Safety by design: an idea whose time has come in Australia?

February 6, 2024

CMA’s President, Prof. of Law, Elizabeth Handsley, puts forward, ‘Safety by design: an idea whose time has come in Australia?

Imagine a world where you could let children go online with as much confidence as you can give them a glass of water out of the tap. Nobody expects parents of thirsty children to do their own water testing; rather we have significant government and industry investment in infrastructure, and accountability mechanisms to make a safe supply a virtual certainty. Yes, it’s not 100% – there are sometimes failures, like what happened in Sydney in 1998. But the very fact that a failure like that caused such uproar only proves the point: water safety is something we expect, and demand, as a society; and we’re confident we can achieve it.

Could internet safety be the same?

There is lots of discussion going on all over the world about children’s online safety, and one concept that keeps coming up is ‘safety by design’. It means we don’t just try to make the online world safer for children after it’s set up, rather we design the risks out of platforms and experiences from the start.
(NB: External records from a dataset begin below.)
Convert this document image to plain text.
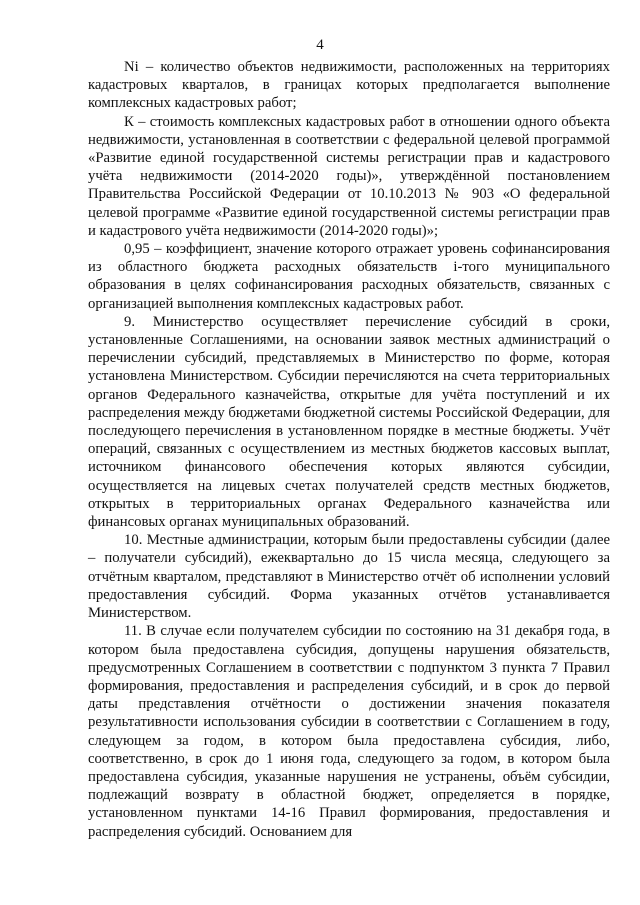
4

Ni – количество объектов недвижимости, расположенных на территориях кадастровых кварталов, в границах которых предполагается выполнение комплексных кадастровых работ;

К – стоимость комплексных кадастровых работ в отношении одного объекта недвижимости, установленная в соответствии с федеральной целевой программой «Развитие единой государственной системы регистрации прав и кадастрового учёта недвижимости (2014-2020 годы)», утверждённой постановлением Правительства Российской Федерации от 10.10.2013 № 903 «О федеральной целевой программе «Развитие единой государственной системы регистрации прав и кадастрового учёта недвижимости (2014-2020 годы)»;

0,95 – коэффициент, значение которого отражает уровень софинансирования из областного бюджета расходных обязательств i-того муниципального образования в целях софинансирования расходных обязательств, связанных с организацией выполнения комплексных кадастровых работ.

9. Министерство осуществляет перечисление субсидий в сроки, установленные Соглашениями, на основании заявок местных администраций о перечислении субсидий, представляемых в Министерство по форме, которая установлена Министерством. Субсидии перечисляются на счета территориальных органов Федерального казначейства, открытые для учёта поступлений и их распределения между бюджетами бюджетной системы Российской Федерации, для последующего перечисления в установленном порядке в местные бюджеты. Учёт операций, связанных с осуществлением из местных бюджетов кассовых выплат, источником финансового обеспечения которых являются субсидии, осуществляется на лицевых счетах получателей средств местных бюджетов, открытых в территориальных органах Федерального казначейства или финансовых органах муниципальных образований.

10. Местные администрации, которым были предоставлены субсидии (далее – получатели субсидий), ежеквартально до 15 числа месяца, следующего за отчётным кварталом, представляют в Министерство отчёт об исполнении условий предоставления субсидий. Форма указанных отчётов устанавливается Министерством.

11. В случае если получателем субсидии по состоянию на 31 декабря года, в котором была предоставлена субсидия, допущены нарушения обязательств, предусмотренных Соглашением в соответствии с подпунктом 3 пункта 7 Правил формирования, предоставления и распределения субсидий, и в срок до первой даты представления отчётности о достижении значения показателя результативности использования субсидии в соответствии с Соглашением в году, следующем за годом, в котором была предоставлена субсидия, либо, соответственно, в срок до 1 июня года, следующего за годом, в котором была предоставлена субсидия, указанные нарушения не устранены, объём субсидии, подлежащий возврату в областной бюджет, определяется в порядке, установленном пунктами 14-16 Правил формирования, предоставления и распределения субсидий. Основанием для
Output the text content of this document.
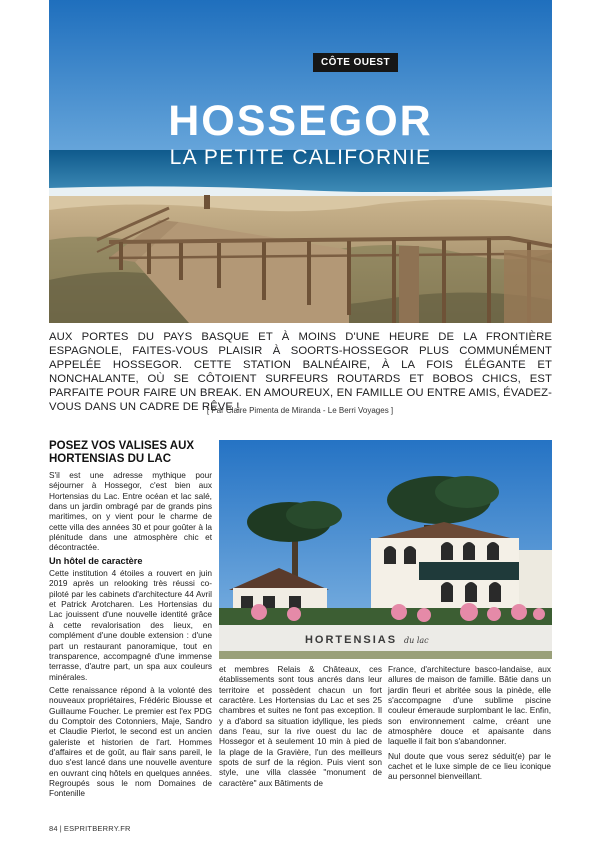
CÔTE OUEST
HOSSEGOR
LA PETITE CALIFORNIE

AUX PORTES DU PAYS BASQUE ET À MOINS D'UNE HEURE DE LA FRONTIÈRE ESPAGNOLE, FAITES-VOUS PLAISIR À SOORTS-HOSSEGOR PLUS COMMUNÉMENT APPELÉE HOSSEGOR. CETTE STATION BALNÉAIRE, À LA FOIS ÉLÉGANTE ET NONCHALANTE, OÙ SE CÔTOIENT SURFEURS ROUTARDS ET BOBOS CHICS, EST PARFAITE POUR FAIRE UN BREAK. EN AMOUREUX, EN FAMILLE OU ENTRE AMIS, ÉVADEZ-VOUS DANS UN CADRE DE RÊVE !

[ Par Claire Pimenta de Miranda - Le Berri Voyages ]
POSEZ VOS VALISES AUX HORTENSIAS DU LAC

S'il est une adresse mythique pour séjourner à Hossegor, c'est bien aux Hortensias du Lac. Entre océan et lac salé, dans un jardin ombragé par de grands pins maritimes, on y vient pour le charme de cette villa des années 30 et pour goûter à la plénitude dans une atmosphère chic et décontractée.

Un hôtel de caractère

Cette institution 4 étoiles a rouvert en juin 2019 après un relooking très réussi co-piloté par les cabinets d'architecture 44 Avril et Patrick Arotcharen. Les Hortensias du Lac jouissent d'une nouvelle identité grâce à cette revalorisation des lieux, en complément d'une double extension : d'une part un restaurant panoramique, tout en transparence, accompagné d'une immense terrasse, d'autre part, un spa aux couleurs minérales.

Cette renaissance répond à la volonté des nouveaux propriétaires, Frédéric Biousse et Guillaume Foucher. Le premier est l'ex PDG du Comptoir des Cotonniers, Maje, Sandro et Claudie Pierlot, le second est un ancien galeriste et historien de l'art. Hommes d'affaires et de goût, au flair sans pareil, le duo s'est lancé dans une nouvelle aventure en ouvrant cinq hôtels en quelques années. Regroupés sous le nom Domaines de Fontenille

HORTENSIAS du lac

et membres Relais & Châteaux, ces établissements sont tous ancrés dans leur territoire et possèdent chacun un fort caractère. Les Hortensias du Lac et ses 25 chambres et suites ne font pas exception. Il y a d'abord sa situation idyllique, les pieds dans l'eau, sur la rive ouest du lac de Hossegor et à seulement 10 min à pied de la plage de la Gravière, l'un des meilleurs spots de surf de la région. Puis vient son style, une villa classée "monument de caractère" aux Bâtiments de

France, d'architecture basco-landaise, aux allures de maison de famille. Bâtie dans un jardin fleuri et abritée sous la pinède, elle s'accompagne d'une sublime piscine couleur émeraude surplombant le lac. Enfin, son environnement calme, créant une atmosphère douce et apaisante dans laquelle il fait bon s'abandonner.

Nul doute que vous serez séduit(e) par le cachet et le luxe simple de ce lieu iconique au personnel bienveillant.

84 | ESPRITBERRY.FR
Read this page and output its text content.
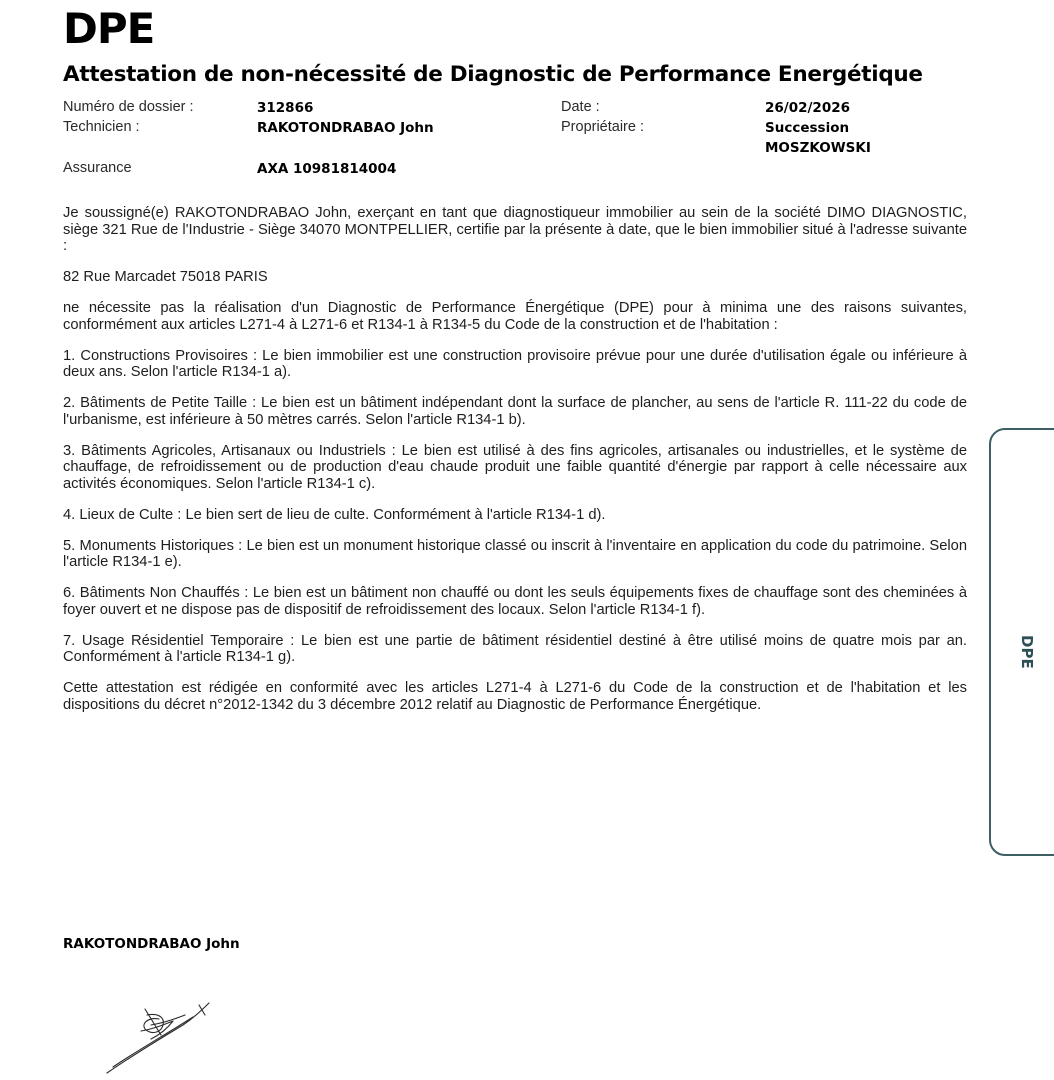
DPE
Attestation de non-nécessité de Diagnostic de Performance Energétique
Numéro de dossier :	312866	Date :	26/02/2026
Technicien :	RAKOTONDRABAO John	Propriétaire :	Succession
MOSZKOWSKI
Assurance	AXA 10981814004

Je soussigné(e) RAKOTONDRABAO John, exerçant en tant que diagnostiqueur immobilier au sein de la société DIMO DIAGNOSTIC, siège 321 Rue de l'Industrie - Siège 34070 MONTPELLIER, certifie par la présente à date, que le bien immobilier situé à l'adresse suivante :

82 Rue Marcadet 75018 PARIS

ne nécessite pas la réalisation d'un Diagnostic de Performance Énergétique (DPE) pour à minima une des raisons suivantes, conformément aux articles L271-4 à L271-6 et R134-1 à R134-5 du Code de la construction et de l'habitation :

1. Constructions Provisoires : Le bien immobilier est une construction provisoire prévue pour une durée d'utilisation égale ou inférieure à deux ans. Selon l'article R134-1 a).

2. Bâtiments de Petite Taille : Le bien est un bâtiment indépendant dont la surface de plancher, au sens de l'article R. 111-22 du code de l'urbanisme, est inférieure à 50 mètres carrés. Selon l'article R134-1 b).

3. Bâtiments Agricoles, Artisanaux ou Industriels : Le bien est utilisé à des fins agricoles, artisanales ou industrielles, et le système de chauffage, de refroidissement ou de production d'eau chaude produit une faible quantité d'énergie par rapport à celle nécessaire aux activités économiques. Selon l'article R134-1 c).

4. Lieux de Culte : Le bien sert de lieu de culte. Conformément à l'article R134-1 d).

5. Monuments Historiques : Le bien est un monument historique classé ou inscrit à l'inventaire en application du code du patrimoine. Selon l'article R134-1 e).

6. Bâtiments Non Chauffés : Le bien est un bâtiment non chauffé ou dont les seuls équipements fixes de chauffage sont des cheminées à foyer ouvert et ne dispose pas de dispositif de refroidissement des locaux. Selon l'article R134-1 f).

7. Usage Résidentiel Temporaire : Le bien est une partie de bâtiment résidentiel destiné à être utilisé moins de quatre mois par an. Conformément à l'article R134-1 g).

Cette attestation est rédigée en conformité avec les articles L271-4 à L271-6 du Code de la construction et de l'habitation et les dispositions du décret n°2012-1342 du 3 décembre 2012 relatif au Diagnostic de Performance Énergétique.

RAKOTONDRABAO John
DPE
This is not just likely to be more effective, it’s also fundamentally more respectful of children’s rights. It’s an approach that CMA strongly supports, because it puts children front and centre – they aren’t just an afterthought, as we so often find.

Lawmakers overseas are taking steps in the right direction. California passed the Age Appropriate Design Code in 2022, and other States look set to follow suit; and a recent report by the European Parliament calls for action on the risks of persuasive and addictive design. This kind of design is an issue for everybody, and even adults struggle to manage their time spent on devices, but for children it’s profound. According to 5Rights, there is evidence that ‘between a third and half of children rarely disconnect and worry they are addicted to the internet’.

While it’s encouraging to see active discussion in other parts of the world about countering these risks, we have to ask: what is Australia doing? There are many reviews and inquiries going on at the moment (see pages 4-5 here), about online safety, privacy and artificial intelligence for example, but little sign that our lawmakers are thinking about the question of service design.

As this is being written, I’m working on CMA’s submission on proposed amendments to the Basic Online Safety Expectation Determination. This is part of a complex and bewildering co-regulation system where the Parliament empowers the Minister to state the government’s expectations of online providers. The Determination, as it currently stands, says nothing about design. Perhaps it would make little difference to children’s rights and wellbeing even if there were expectations on design, considering the weakness of the regulation (online providers may only be required to report to the eSafety Commissioner about ‘compliance’ with those expectations; and if there has been a contravention the Commissioner can only prepare a statement to that effect, that she may or may not publish on her website).

Still, it would be excellent to see the Australian government address the way online services and experiences are designed, and this would be a good place to start.